Lastly, as I said earlier, if what you want out of this movie is mindless fun, then you’ll walk away satisfied, but the problem with that is that the movie seems to want to be more than that. The way that the movie treats itself and the way it was marketed along with the fact that it’s got Spielberg in the director’s chair, signifies that the filmmakers were intending for this to be this generation’s Back To The Future or Star Wars and on that front it totally fails.
In these other movies that this film is aspiring to be, you care about what happens to the characters and want to see where they go, whereas here the audience cares way more about seeing the next popular franchise references than anything that happens to the main characters at the heart of this story and once you’ve seen the film, you are going to leave talking about the characters that appeared from outside franchises rather than the ones created for this story.
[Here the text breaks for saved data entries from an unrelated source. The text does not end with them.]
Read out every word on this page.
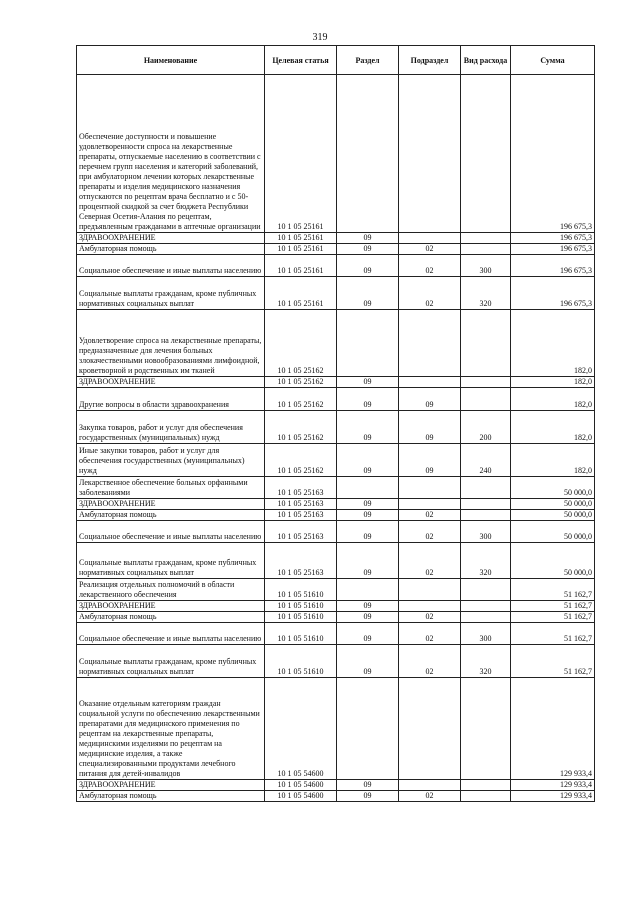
319
Наименование	Целевая статья	Раздел	Подраздел	Вид расхода	Сумма
Обеспечение доступности и повышение удовлетворенности спроса на лекарственные препараты, отпускаемые населению в соответствии с перечнем групп населения и категорий заболеваний, при амбулаторном лечении которых лекарственные препараты и изделия медицинского назначения отпускаются по рецептам врача бесплатно и с 50-процентной скидкой за счет бюджета Республики Северная Осетия-Алания по рецептам, предъявленным гражданами в аптечные организации	10 1 05 25161				196 675,3
ЗДРАВООХРАНЕНИЕ	10 1 05 25161	09			196 675,3
Амбулаторная помощь	10 1 05 25161	09	02		196 675,3
Социальное обеспечение и иные выплаты населению	10 1 05 25161	09	02	300	196 675,3
Социальные выплаты гражданам, кроме публичных нормативных социальных выплат	10 1 05 25161	09	02	320	196 675,3
Удовлетворение спроса на лекарственные препараты, предназначенные для лечения больных злокачественными новообразованиями лимфоидной, кроветворной и родственных им тканей	10 1 05 25162				182,0
ЗДРАВООХРАНЕНИЕ	10 1 05 25162	09			182,0
Другие вопросы в области здравоохранения	10 1 05 25162	09	09		182,0
Закупка товаров, работ и услуг для обеспечения государственных (муниципальных) нужд	10 1 05 25162	09	09	200	182,0
Иные закупки товаров, работ и услуг для обеспечения государственных (муниципальных) нужд	10 1 05 25162	09	09	240	182,0
Лекарственное обеспечение больных орфанными заболеваниями	10 1 05 25163				50 000,0
ЗДРАВООХРАНЕНИЕ	10 1 05 25163	09			50 000,0
Амбулаторная помощь	10 1 05 25163	09	02		50 000,0
Социальное обеспечение и иные выплаты населению	10 1 05 25163	09	02	300	50 000,0
Социальные выплаты гражданам, кроме публичных нормативных социальных выплат	10 1 05 25163	09	02	320	50 000,0
Реализация отдельных полномочий в области лекарственного обеспечения	10 1 05 51610				51 162,7
ЗДРАВООХРАНЕНИЕ	10 1 05 51610	09			51 162,7
Амбулаторная помощь	10 1 05 51610	09	02		51 162,7
Социальное обеспечение и иные выплаты населению	10 1 05 51610	09	02	300	51 162,7
Социальные выплаты гражданам, кроме публичных нормативных социальных выплат	10 1 05 51610	09	02	320	51 162,7
Оказание отдельным категориям граждан социальной услуги по обеспечению лекарственными препаратами для медицинского применения по рецептам на лекарственные препараты, медицинскими изделиями по рецептам на медицинские изделия, а также специализированными продуктами лечебного питания для детей-инвалидов	10 1 05 54600				129 933,4
ЗДРАВООХРАНЕНИЕ	10 1 05 54600	09			129 933,4
Амбулаторная помощь	10 1 05 54600	09	02		129 933,4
The characters are also instantly forgettable, for example I have seen this film more than five times now and still couldn’t tell you the real world names of any of the characters other than Wade Watts and Sorrento and that’s only because he has the same name in the real world as he does in the Oasis.
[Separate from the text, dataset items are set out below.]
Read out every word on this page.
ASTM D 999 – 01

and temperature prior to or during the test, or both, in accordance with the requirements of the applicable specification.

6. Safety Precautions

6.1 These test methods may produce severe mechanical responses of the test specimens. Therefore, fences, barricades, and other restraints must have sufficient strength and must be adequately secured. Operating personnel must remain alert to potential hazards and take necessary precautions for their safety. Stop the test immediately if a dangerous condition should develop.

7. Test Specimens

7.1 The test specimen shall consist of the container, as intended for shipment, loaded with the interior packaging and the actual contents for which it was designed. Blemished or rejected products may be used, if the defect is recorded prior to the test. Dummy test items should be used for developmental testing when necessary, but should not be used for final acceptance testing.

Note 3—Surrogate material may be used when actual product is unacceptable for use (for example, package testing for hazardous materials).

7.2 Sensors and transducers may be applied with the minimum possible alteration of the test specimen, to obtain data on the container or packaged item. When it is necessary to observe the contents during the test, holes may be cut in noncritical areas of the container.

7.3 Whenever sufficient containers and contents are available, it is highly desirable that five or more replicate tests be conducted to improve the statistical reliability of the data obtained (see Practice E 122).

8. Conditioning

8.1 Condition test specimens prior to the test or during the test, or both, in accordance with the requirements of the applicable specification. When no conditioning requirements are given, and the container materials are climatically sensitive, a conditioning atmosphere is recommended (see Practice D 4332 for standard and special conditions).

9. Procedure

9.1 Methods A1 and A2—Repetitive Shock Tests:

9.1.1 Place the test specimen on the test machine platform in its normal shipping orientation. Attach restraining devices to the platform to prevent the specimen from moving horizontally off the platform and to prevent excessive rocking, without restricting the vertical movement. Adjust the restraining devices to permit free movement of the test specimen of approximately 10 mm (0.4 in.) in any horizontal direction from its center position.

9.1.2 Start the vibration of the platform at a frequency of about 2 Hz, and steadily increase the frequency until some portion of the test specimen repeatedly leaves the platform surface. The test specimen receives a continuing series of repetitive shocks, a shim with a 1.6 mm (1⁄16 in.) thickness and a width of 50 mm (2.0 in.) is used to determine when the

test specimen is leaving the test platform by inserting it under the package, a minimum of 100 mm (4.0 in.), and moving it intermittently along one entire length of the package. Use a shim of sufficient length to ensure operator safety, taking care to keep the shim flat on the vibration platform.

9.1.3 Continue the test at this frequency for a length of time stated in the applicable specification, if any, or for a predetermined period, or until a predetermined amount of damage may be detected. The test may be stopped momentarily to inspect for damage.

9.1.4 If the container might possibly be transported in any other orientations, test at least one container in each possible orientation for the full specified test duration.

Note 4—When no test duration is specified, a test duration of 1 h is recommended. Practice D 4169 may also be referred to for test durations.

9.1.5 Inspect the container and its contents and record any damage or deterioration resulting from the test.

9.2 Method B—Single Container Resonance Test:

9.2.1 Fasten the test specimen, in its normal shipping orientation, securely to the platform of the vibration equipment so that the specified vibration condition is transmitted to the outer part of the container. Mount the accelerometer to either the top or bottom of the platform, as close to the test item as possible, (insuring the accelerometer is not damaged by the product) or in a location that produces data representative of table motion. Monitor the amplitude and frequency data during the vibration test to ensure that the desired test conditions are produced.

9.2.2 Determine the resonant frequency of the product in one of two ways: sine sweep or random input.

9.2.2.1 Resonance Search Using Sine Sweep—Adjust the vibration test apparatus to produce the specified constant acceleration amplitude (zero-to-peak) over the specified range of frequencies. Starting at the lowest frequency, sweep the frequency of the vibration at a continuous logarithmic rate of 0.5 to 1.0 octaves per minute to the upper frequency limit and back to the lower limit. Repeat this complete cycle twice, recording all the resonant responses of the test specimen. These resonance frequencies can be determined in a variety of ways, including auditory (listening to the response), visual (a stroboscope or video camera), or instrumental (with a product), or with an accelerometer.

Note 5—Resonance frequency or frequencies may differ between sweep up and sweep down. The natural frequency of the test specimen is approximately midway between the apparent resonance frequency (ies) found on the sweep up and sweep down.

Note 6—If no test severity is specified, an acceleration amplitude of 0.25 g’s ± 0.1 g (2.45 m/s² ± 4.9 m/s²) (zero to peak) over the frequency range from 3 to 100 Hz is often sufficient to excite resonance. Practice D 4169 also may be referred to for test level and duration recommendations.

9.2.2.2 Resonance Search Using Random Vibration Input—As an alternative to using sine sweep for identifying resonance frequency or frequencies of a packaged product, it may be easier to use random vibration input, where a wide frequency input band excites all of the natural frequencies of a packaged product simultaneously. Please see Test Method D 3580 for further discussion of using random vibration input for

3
I also don’t care if I never see any of these characters again if I’m being honest. Apparently there is a sequel movie to this already in the early stages of development, as the first movie made a bunch of money at the box office and there is apparently a sequel book in the works, but frankly I wouldn’t care if I never saw any of these characters again and I don’t care where the story is going either.
In conclusion, upon revisiting Ready Player One for review, it doesn’t achieve the goal that it sets for itself of being a modern sci-fi classic, but there is a lot of fun to be had here along with some impressive animation to boot. The movie has a fairly shallow, hollow feel to it throughout, as if we are scratching the surface of something potentially engaging and worth investing in, but the filmmakers constantly keep distracting us with flashy visuals and obscure pop culture references. If the movie was committed to telling a more original story rather than being obsessed with the 80’s classics it is exploiting, then it may be more worthwhile. Also, it’s certainly not one of Spielberg’s best, frankly it is probably closer in quality to Kingdom Of The Crystal Skull than it is to Raiders Of The Lost Ark.